With no pinning they'd randomly go into the milliseconds -- with pinning it would stay in the micro second range!
The result of this is games (and likely audio) performing much more favorably.
How much of this is cache coherency/in-fighting, scheduling, or simply host usage; I couldn't tell you. I was just happy to have my VM 'feel' native.
There will always be a benefit with pinning vCPUs on the same NUMA nodes as their devices (VFIO or even SR-IOV). This is becoming increasingly important on hypervisors
PMC data at scale is pretty clear: very often, CFS won't do the right thing and will leave bad HT neighbors on the same core, leading to L1 thrashing, or keep a high-level of imbalance between NUMA sockets leading to degraded LLC hit rate.
I correct my statement with "_did_ a good job", and appreciate rigorous testing.
I worked on a project where we collected detailed production runtime characteristics and evaluated scheduler algorithms against it. Tiny improvements made for massive savings.
We are running lots of Erlang on k8s and CPU pinning improves performance of Erlang schedulers tremendously.
On most of the systems I ran, we didn't tend to have much of anything running on BEAMs dirty schedulers or other OS processes. If you have more of a mix of things, leaving things unpinned may work better.

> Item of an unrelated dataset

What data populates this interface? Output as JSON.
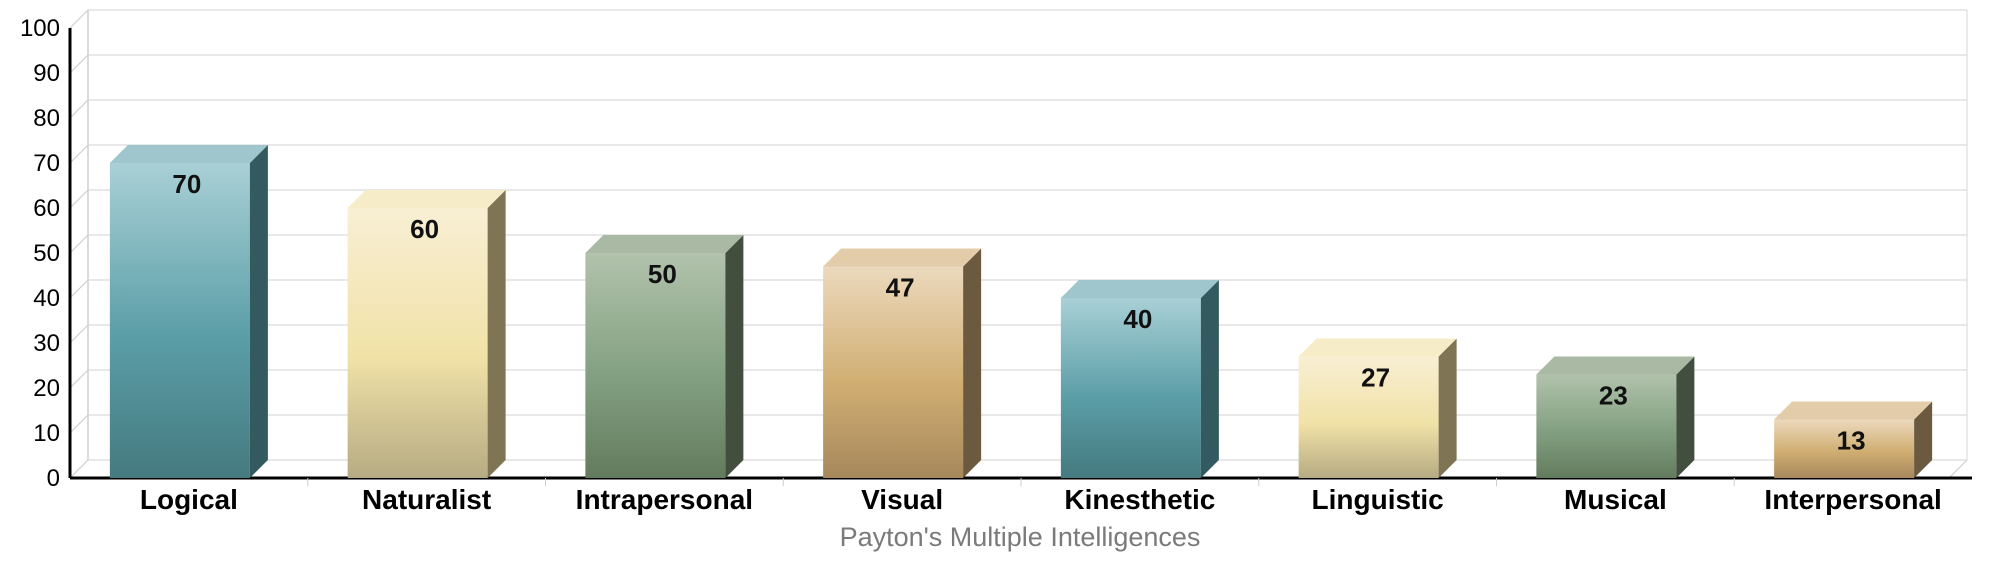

I like to keep up with several cryptocurrency prices on Coinbase, but the Coinbase Pro pages consume a pretty significant amount of CPU time. I'd love to be able to just shove all of those processes to a single CPU thread to reduce the impact on overall system performance.
I suppose it wouldn't be too hard to write a Python script that does this automatically...scan Window titles to look for "Coinbase Pro", find the owning PID, then call SetAffinity...

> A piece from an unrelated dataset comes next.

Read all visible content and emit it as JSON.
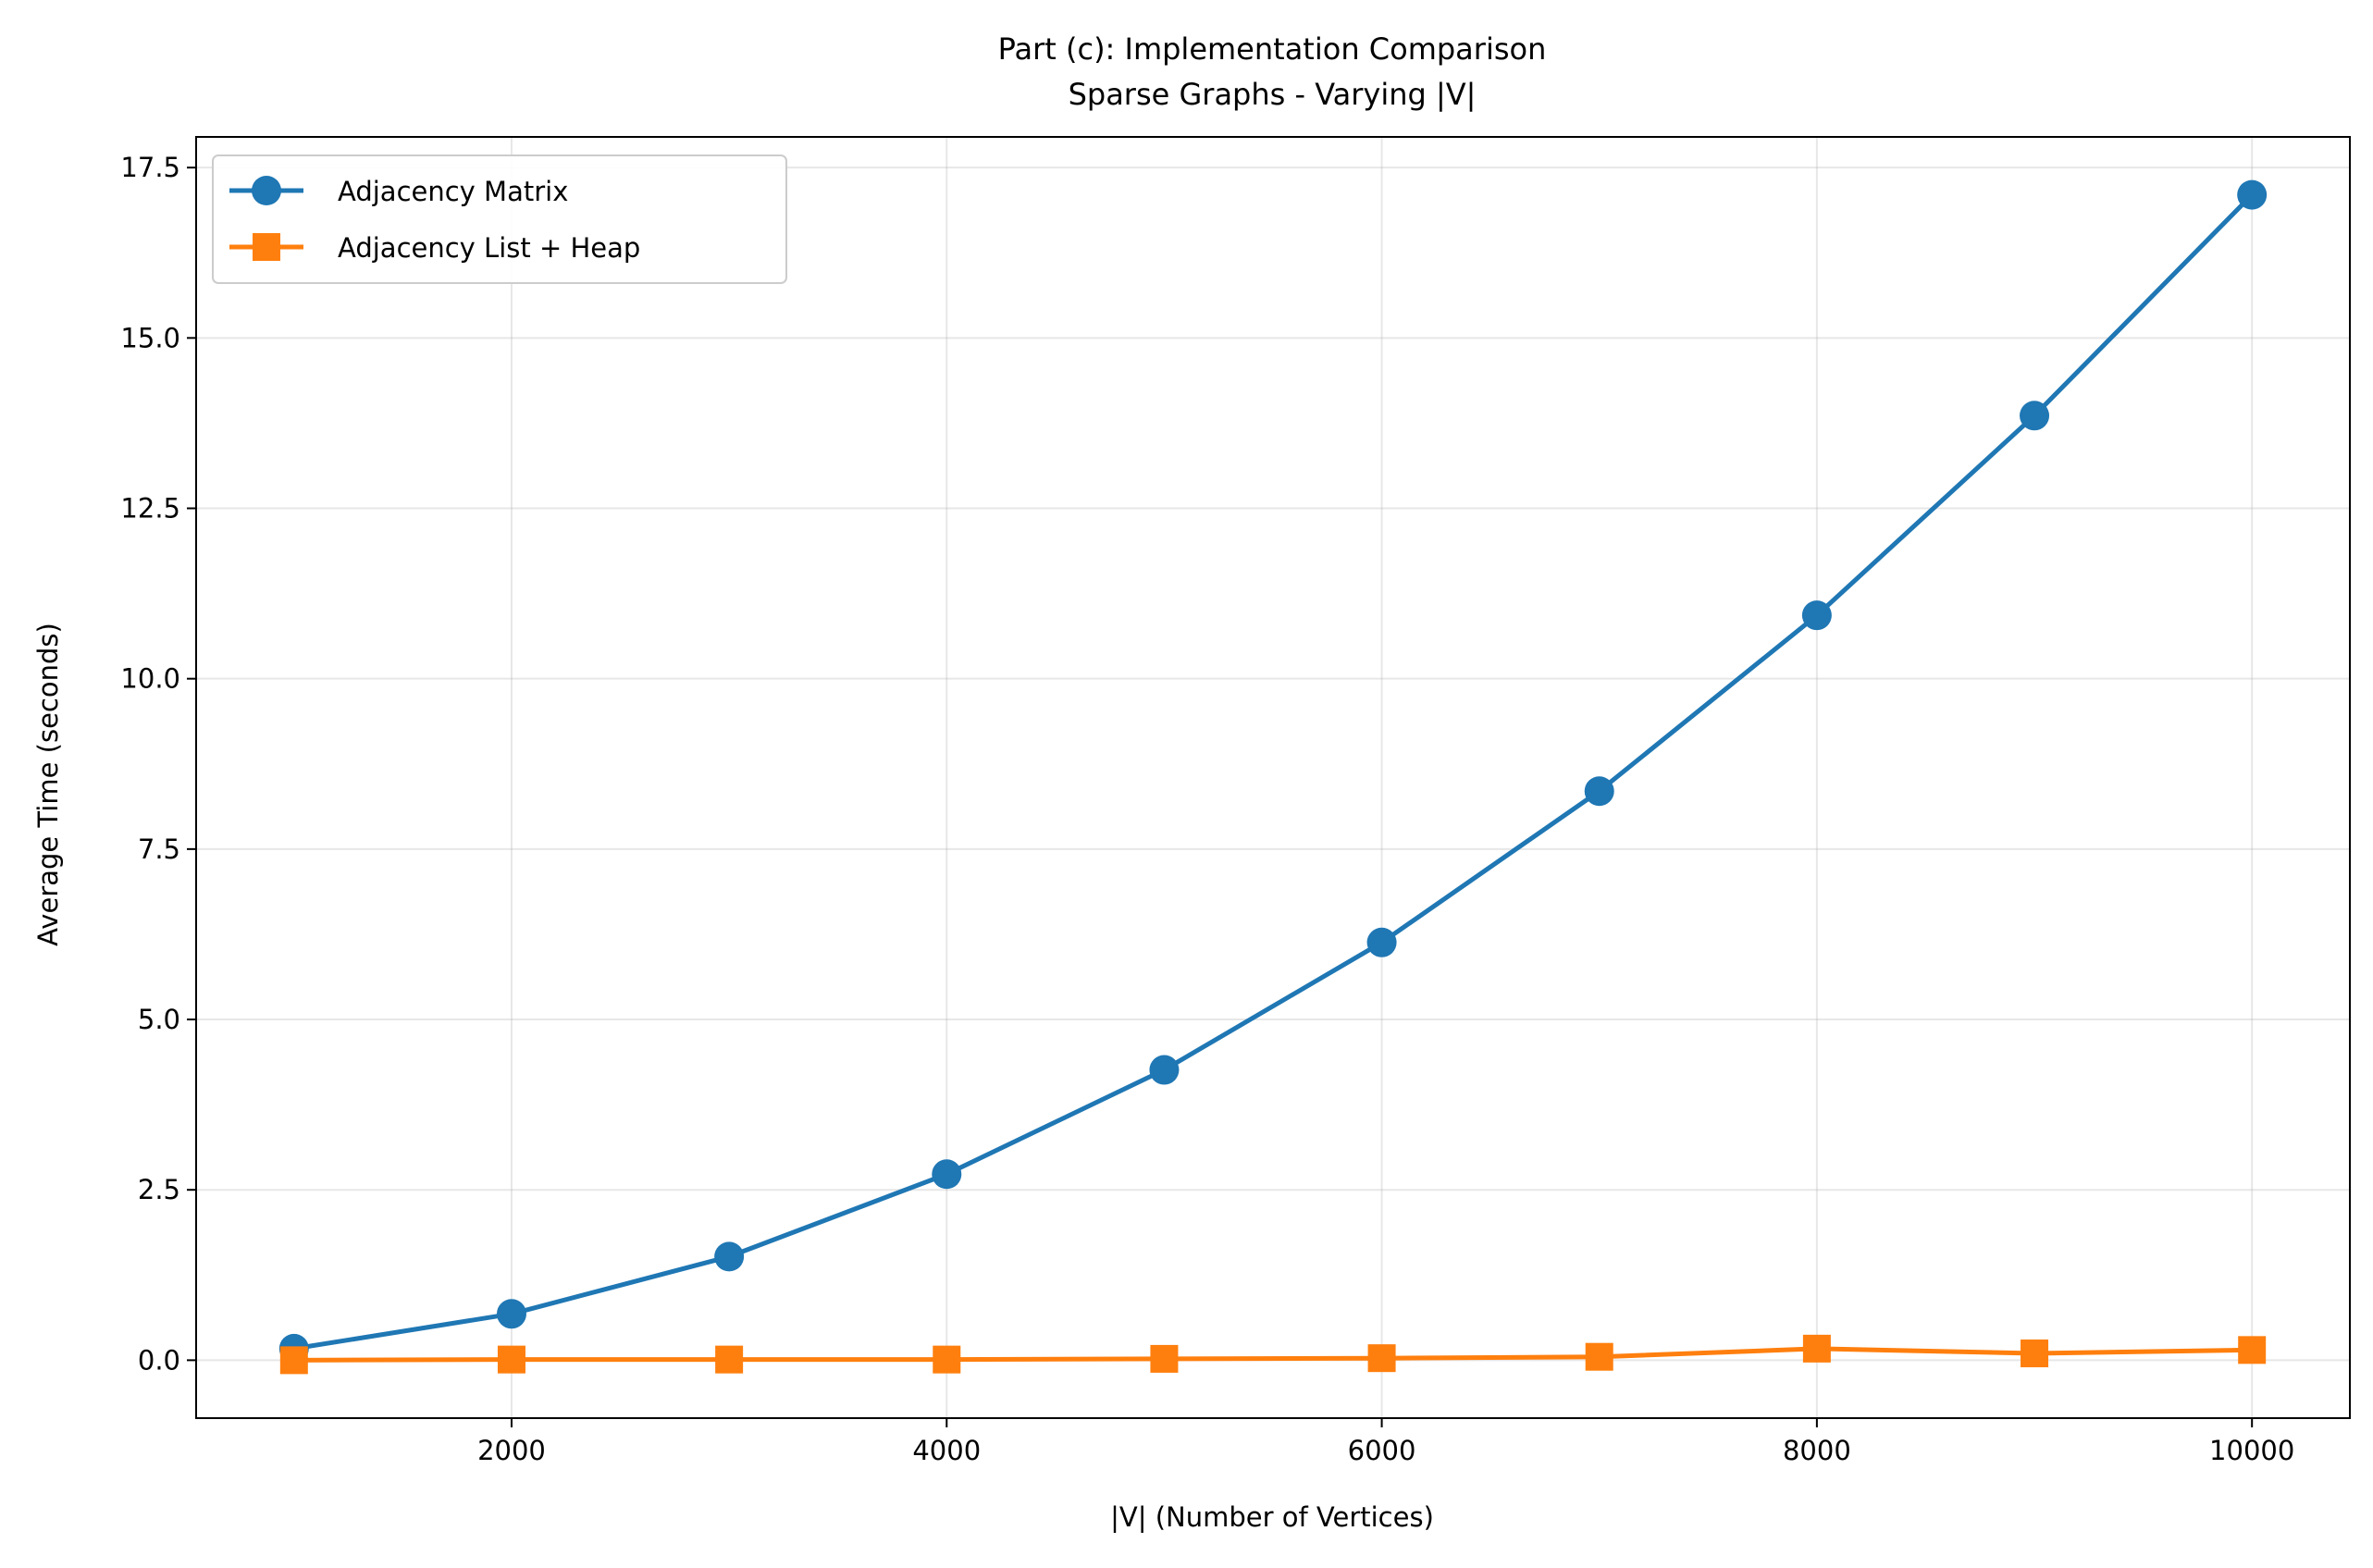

>"This class overlaps significantly with CS392 ``Systems Programming'' -- if you have taken this class, please talk to me in person before trying to register for CS631."[1]
Does anyone know if the videos for CS392 might also be online? I tried to some basic URL substitutions however I came up empty.
https://wiki.archlinux.org/title/PCI_passthrough_via_OVMF#CP...
What are other real-world uses of CPU pinning?
The software will be pinned to CPU cores close to the RAM or PCIE device they are using.
Only really seen it be an issue in crazy large scale systems, or where you have 4 CPUs, but I haven't spent a huge amount of time on microsecond critical workloads.
(I'm looking at 'lstopo' from package 'hwloc', Linux on my Haswell Xeon: 10MB shared L3, 256KB L2, 32KB L1{d,i} per core)
Given my (educated) guess, I've told irqbalance to put interrupts only on 'thread 0' and then I schedule cpu-intensive tasks to 'thread 1' and schedule them very-not-nicely. Linux seems pretty good about keeping everything else on 'thread 0' when I have 'thread 1' busy so I don't do any further management.
I can have 4 cores 'thread 1' pegged at 100% with no impact on interactive or I/O performance.